Integrated Assessment

Path analysis of trade-off indices – Path analysis will be applied to generate development pathways for developing bioenergy sector through integration of knowledge generated from trade-offs analysis. Pathways are diagrams showing interconnections and interdependencies of the statistically significant determinants of sustainability and their effects on the probabilities of converting land use into bioenergy. A path diagram consists of variables, arrows, and coefficients. The pathway diagrams will inform about the most relevant indicators of social, economic and ecological sustainability and their effects on the sustainable production of bioenergy. At the same time, they provide clear information on how different regions perform on the sustainability dimensions. Partial least squares structural equation modelling using the SmartPLS software will be used to conduct path analysis and estimate the path diagrams.
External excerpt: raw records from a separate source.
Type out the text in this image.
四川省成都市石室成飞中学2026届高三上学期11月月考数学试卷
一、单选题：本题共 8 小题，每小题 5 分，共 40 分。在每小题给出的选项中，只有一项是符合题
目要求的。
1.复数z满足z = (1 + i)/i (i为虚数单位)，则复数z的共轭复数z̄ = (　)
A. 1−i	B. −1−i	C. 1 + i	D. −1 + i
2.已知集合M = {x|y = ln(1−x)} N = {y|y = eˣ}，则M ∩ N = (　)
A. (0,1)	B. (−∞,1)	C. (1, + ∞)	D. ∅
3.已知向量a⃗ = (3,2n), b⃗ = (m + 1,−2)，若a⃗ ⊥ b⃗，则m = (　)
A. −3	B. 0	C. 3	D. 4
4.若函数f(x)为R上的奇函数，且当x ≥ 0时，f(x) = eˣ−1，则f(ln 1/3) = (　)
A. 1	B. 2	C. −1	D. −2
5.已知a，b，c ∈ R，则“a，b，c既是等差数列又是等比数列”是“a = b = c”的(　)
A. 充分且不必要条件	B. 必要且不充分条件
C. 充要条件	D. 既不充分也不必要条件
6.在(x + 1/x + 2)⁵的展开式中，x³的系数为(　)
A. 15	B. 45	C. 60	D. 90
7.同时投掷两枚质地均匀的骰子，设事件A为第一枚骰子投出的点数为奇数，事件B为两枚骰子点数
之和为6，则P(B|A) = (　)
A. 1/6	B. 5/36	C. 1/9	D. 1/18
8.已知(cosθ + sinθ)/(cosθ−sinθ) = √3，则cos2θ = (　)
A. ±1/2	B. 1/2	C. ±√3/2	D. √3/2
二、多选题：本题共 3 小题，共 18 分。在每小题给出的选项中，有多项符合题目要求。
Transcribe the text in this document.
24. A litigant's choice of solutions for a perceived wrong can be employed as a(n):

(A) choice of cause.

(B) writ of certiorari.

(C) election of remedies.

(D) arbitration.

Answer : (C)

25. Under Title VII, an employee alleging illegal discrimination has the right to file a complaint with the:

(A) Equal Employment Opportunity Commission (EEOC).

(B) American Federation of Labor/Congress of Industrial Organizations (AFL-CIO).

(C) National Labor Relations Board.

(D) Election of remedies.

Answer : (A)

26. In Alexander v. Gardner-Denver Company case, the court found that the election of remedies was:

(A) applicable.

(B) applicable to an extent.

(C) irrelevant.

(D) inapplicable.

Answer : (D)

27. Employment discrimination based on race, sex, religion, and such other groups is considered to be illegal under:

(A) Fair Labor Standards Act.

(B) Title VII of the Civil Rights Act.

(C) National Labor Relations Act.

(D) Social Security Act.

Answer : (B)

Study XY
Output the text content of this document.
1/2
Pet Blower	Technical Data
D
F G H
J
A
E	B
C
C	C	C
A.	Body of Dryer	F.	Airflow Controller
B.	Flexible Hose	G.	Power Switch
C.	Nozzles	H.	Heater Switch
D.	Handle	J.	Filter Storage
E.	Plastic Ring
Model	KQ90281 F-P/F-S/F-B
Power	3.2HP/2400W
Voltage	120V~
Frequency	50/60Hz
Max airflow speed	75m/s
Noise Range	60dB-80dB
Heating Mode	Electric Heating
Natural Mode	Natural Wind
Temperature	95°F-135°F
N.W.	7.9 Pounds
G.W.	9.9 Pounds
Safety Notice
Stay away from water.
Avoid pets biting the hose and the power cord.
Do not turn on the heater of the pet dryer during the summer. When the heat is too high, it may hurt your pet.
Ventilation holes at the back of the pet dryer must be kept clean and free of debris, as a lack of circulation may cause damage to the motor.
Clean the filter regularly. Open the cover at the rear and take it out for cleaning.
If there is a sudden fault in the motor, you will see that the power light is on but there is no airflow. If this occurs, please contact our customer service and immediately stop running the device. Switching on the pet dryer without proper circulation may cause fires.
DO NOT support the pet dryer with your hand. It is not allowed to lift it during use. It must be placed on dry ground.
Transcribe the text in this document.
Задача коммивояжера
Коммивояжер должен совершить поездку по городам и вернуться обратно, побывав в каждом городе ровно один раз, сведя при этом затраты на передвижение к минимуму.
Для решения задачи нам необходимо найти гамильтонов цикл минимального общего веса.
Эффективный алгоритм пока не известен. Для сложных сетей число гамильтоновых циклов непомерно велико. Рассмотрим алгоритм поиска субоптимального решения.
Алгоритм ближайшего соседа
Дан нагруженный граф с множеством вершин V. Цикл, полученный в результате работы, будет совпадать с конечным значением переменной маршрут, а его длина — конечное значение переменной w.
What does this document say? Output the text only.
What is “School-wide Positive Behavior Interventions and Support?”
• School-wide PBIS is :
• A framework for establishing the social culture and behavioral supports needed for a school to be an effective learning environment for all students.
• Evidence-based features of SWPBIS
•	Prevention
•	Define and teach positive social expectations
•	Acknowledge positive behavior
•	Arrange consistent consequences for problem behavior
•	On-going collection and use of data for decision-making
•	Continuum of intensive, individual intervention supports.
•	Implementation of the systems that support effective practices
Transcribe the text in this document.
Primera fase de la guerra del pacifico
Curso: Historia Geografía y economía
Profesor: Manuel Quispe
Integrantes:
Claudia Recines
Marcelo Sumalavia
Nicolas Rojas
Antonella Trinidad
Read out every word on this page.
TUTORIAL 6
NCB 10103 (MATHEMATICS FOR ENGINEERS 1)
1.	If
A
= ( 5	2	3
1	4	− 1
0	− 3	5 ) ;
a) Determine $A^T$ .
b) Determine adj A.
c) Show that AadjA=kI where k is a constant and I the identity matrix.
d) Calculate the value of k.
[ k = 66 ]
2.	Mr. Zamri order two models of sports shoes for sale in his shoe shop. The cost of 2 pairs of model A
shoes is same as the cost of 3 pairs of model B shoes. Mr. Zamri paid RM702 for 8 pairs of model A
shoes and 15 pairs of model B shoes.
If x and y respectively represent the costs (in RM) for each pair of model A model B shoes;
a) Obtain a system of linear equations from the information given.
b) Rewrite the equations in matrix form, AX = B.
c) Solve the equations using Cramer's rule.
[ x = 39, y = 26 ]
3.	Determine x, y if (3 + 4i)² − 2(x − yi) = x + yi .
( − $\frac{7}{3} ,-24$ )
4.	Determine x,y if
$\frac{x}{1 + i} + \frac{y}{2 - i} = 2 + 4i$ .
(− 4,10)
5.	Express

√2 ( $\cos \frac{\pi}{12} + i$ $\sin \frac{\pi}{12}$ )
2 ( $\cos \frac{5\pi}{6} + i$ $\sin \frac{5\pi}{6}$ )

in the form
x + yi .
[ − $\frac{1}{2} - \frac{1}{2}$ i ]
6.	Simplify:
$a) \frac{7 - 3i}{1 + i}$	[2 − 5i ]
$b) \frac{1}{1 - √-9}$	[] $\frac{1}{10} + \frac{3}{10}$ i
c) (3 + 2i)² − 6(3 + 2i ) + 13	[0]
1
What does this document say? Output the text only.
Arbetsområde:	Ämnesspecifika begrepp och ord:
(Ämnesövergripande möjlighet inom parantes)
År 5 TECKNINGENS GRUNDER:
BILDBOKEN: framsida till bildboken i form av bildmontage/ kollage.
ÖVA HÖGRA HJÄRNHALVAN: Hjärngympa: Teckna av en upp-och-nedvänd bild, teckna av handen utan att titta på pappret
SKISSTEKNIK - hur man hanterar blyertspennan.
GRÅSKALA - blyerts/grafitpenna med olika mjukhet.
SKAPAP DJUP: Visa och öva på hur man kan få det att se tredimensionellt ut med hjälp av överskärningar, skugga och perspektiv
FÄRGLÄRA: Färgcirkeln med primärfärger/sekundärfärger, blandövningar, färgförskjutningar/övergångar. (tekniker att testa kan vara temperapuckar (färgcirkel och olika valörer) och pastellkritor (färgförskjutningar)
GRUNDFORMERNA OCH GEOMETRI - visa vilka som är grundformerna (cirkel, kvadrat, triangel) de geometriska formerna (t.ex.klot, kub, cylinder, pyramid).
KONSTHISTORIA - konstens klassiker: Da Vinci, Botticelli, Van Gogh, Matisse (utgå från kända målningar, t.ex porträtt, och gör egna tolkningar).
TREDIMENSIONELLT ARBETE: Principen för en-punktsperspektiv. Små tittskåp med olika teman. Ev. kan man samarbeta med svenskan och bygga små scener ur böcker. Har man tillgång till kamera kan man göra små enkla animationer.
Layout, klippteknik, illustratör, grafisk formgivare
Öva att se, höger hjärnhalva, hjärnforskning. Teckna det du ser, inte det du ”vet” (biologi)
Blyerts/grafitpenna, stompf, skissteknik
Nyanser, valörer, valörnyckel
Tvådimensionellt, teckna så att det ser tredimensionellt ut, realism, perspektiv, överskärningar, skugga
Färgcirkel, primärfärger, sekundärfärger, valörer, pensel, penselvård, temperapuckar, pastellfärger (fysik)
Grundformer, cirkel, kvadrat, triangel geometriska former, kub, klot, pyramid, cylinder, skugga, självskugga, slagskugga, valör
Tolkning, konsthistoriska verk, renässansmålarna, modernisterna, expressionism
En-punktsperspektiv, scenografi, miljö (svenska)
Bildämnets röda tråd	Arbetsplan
Multi-criteria criteria decision analysis – It will generate policy-relevant criteria for transition to LCS during the workshops. The criteria will consist of the magnitude and direction of interrelationships between the relevant sustainability indicators, which will be assessed or validated using easily comprehensible information such as indices of sustainability trade-offs , maps of bioenergy potentials and diagrams of development pathways. Analytic hierarchy approach will be used in developing transition criteria.

Scenario development and analysis – The global change parameters, which will be generated from the, will be used as inputs to the trade-offs analysis. Different dataset scenarios for land-use conversion patterns, ranks of conversion technologies, sustainability trade-off indices and Land-use conversion probabilities will be created to support the development of pathways for different global change scenarios. The analysis will provide an exploration of alternative pathways for bio-physical and socio-economic variables. The construction of the scenario will be based on an integrated approach that ensures internal consistency between the co-evolution of socio-economics and climate change. So, the assumptions about socio-economic development will underpin the emissions of greenhouse gases and thus future climate change.

Project Management and Network

Project consortium & management – The STRAP Network consists of interdisciplinary team from Germany and developing countries with complementary expertise on sustainability and/or bioenergy research as well as local knowledge in the case study areas. The team is represented by the project partners and collaborators. The management will include kick-off, framing and final meetings to be held in the partner’s countries.

Project website and online databank – A website will be designed not only to inform the public about STRAP but also to serve as a platform for exchanging, uploading, and storing large dataset to be collected from the different case study countries. The latter will facilitate the creation of an online databank on bioenergy which can be made available to the STRAP Network during and beyond the project’s duration.

Liaison with stakeholder committee – To prepare for the participatory policy assessments, the project team will form STRAP stakeholder committees in case study countries. The committee will consists of stakeholders who are interested in joining discussions in, providing suggestions to, and following the progress of the project. The committee will support the conduct of participatory policy assessments and dissemination of the project results outside the STRAP Network.

Articles, reports, and other documents – Other important tasks to disseminate the results from STRAP projects are the presentation of papers in international conferences and publication of articles in international journals. Highlights of the published articles will be e-mailed to survey and interview respondents. Furthermore, documentation of results in the form of working papers, articles  and reports will be made available in a project website.